TDWI what is data warehouse architectureAnother key point was made as to the evolving nature of the definition of data warehousing. Twenty years ago, it was about creating the repository for combining and accessing the data. That is now definition number three. The top two responses show a higher level business process and strategy in place than “just get it!”Where I have a problem with the presentation is when Mr. Russom stated that analytics are different than reporting. That’s a technical view and not a business one. His talk contained the reality that first we had to get the data, now we can move on to more in depth analysis, but he still thinks they’re very different. It’s as if there’s a wall between basic “what’s the data” and “finding out new things,” concepts he said don’t overlap. Let’s look at the current state of BI. A “report” might start with a standard layout of sales by territory. However, the Sales EVP might wish to wander the data, drilling down and slicing & dicing to understand things better by industry in territory, cities within and other metrics across territories. That combines what he defines as separate reporting and data discovery.

Certainly, the basic row-based reporting can switch to columnar structures for better analytics, but that’s techie. The business user sees a simple continuum. Like most other areas where technology advances (pretty much all of life…), business software solves a problem and then allows people to see past that one to the next. That successor problem doesn’t have to be completely different, and in the case of reporting and analytics, it’s not.
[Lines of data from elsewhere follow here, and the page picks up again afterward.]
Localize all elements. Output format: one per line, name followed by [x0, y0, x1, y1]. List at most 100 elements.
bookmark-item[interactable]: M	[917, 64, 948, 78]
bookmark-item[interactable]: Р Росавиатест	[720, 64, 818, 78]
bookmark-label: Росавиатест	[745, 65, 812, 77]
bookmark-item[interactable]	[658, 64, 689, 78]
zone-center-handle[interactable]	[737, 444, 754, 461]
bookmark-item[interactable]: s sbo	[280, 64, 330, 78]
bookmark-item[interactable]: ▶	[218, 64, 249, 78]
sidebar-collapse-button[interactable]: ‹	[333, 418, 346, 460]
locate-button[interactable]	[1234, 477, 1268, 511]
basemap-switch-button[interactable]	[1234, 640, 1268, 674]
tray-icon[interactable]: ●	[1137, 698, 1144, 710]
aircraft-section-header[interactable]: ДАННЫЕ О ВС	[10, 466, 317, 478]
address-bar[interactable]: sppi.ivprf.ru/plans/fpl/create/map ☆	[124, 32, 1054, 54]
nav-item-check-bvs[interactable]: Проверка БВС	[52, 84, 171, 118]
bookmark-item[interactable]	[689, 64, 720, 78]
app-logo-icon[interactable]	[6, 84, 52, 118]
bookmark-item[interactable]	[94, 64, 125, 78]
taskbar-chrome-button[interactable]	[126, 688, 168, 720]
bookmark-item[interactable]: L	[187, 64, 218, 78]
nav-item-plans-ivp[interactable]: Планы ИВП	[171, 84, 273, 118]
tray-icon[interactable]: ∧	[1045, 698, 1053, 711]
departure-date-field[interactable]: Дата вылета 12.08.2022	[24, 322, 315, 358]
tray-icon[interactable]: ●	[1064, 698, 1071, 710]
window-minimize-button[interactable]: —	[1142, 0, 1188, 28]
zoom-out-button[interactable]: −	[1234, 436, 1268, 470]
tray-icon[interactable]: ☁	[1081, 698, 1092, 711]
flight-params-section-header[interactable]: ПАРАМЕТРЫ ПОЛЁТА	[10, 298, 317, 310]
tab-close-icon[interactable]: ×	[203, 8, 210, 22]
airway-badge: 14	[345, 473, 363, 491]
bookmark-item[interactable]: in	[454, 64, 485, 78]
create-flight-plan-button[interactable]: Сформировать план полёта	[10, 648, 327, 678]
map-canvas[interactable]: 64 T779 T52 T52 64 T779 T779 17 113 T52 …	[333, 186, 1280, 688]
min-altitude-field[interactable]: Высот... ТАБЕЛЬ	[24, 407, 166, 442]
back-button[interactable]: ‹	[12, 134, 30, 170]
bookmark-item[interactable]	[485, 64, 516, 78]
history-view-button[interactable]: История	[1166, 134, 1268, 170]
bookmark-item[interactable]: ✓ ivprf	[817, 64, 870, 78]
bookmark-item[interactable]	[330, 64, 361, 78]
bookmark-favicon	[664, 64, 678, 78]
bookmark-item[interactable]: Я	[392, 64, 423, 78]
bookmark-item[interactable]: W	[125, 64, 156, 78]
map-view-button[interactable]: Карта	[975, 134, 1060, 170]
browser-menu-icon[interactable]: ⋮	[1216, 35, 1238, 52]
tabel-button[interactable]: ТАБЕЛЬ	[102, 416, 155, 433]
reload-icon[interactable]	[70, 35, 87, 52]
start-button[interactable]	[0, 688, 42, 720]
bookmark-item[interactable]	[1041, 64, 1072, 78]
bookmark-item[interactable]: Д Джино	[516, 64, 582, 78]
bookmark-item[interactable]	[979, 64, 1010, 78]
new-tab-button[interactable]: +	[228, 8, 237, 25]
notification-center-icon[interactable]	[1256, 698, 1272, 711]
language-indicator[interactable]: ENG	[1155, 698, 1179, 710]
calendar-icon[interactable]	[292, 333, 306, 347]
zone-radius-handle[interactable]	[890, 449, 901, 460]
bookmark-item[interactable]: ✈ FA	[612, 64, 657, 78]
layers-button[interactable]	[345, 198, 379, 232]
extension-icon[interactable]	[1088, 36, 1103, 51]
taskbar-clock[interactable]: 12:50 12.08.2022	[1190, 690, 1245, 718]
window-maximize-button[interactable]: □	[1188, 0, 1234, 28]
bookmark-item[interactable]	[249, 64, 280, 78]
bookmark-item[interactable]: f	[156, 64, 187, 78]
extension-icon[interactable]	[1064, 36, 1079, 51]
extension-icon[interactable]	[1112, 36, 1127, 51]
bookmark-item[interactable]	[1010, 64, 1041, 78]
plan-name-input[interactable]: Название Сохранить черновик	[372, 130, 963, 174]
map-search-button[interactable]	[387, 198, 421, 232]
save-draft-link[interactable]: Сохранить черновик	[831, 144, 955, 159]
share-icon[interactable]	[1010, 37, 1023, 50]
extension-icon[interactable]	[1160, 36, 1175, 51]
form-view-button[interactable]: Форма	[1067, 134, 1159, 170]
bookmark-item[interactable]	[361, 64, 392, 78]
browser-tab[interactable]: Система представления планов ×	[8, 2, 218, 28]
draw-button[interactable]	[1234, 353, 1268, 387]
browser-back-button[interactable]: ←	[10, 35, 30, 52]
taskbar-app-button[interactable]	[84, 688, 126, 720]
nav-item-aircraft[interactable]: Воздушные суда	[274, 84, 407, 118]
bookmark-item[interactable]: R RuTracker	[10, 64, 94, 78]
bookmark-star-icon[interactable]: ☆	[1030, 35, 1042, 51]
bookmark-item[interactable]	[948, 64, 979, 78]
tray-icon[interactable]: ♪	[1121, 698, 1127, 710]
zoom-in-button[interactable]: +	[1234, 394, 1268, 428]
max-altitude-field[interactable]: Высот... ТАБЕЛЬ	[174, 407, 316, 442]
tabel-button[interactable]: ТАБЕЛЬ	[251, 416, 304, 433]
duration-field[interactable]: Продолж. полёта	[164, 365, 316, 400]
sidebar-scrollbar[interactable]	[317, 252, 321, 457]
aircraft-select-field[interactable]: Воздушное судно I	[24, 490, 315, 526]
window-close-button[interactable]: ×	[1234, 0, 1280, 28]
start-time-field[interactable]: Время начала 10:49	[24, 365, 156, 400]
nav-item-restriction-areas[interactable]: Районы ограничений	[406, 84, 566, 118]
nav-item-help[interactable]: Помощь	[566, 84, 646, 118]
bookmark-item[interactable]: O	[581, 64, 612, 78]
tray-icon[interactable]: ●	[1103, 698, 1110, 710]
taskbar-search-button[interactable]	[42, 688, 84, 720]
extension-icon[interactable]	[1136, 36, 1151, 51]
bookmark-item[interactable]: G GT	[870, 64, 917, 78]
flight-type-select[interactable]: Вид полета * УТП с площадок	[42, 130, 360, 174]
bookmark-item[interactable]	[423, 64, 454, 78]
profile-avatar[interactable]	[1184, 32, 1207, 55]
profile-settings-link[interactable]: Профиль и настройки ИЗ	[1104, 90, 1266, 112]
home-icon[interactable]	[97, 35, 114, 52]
The final takeaway I received from his webinar helped support that concept even if his earlier words didn’t. He talked about the Multi-Platform Data Warehouse Environment, the fact that DW’s aren’t going anywhere, they’re only being incorporated into a wider ecosystem of data technologies in order to continue to improve the understanding and decision making capabilities of business managers.

Other than the disagreement I have with his view of reporting and analytics, I heard a good presentation and suggest people check out the full report.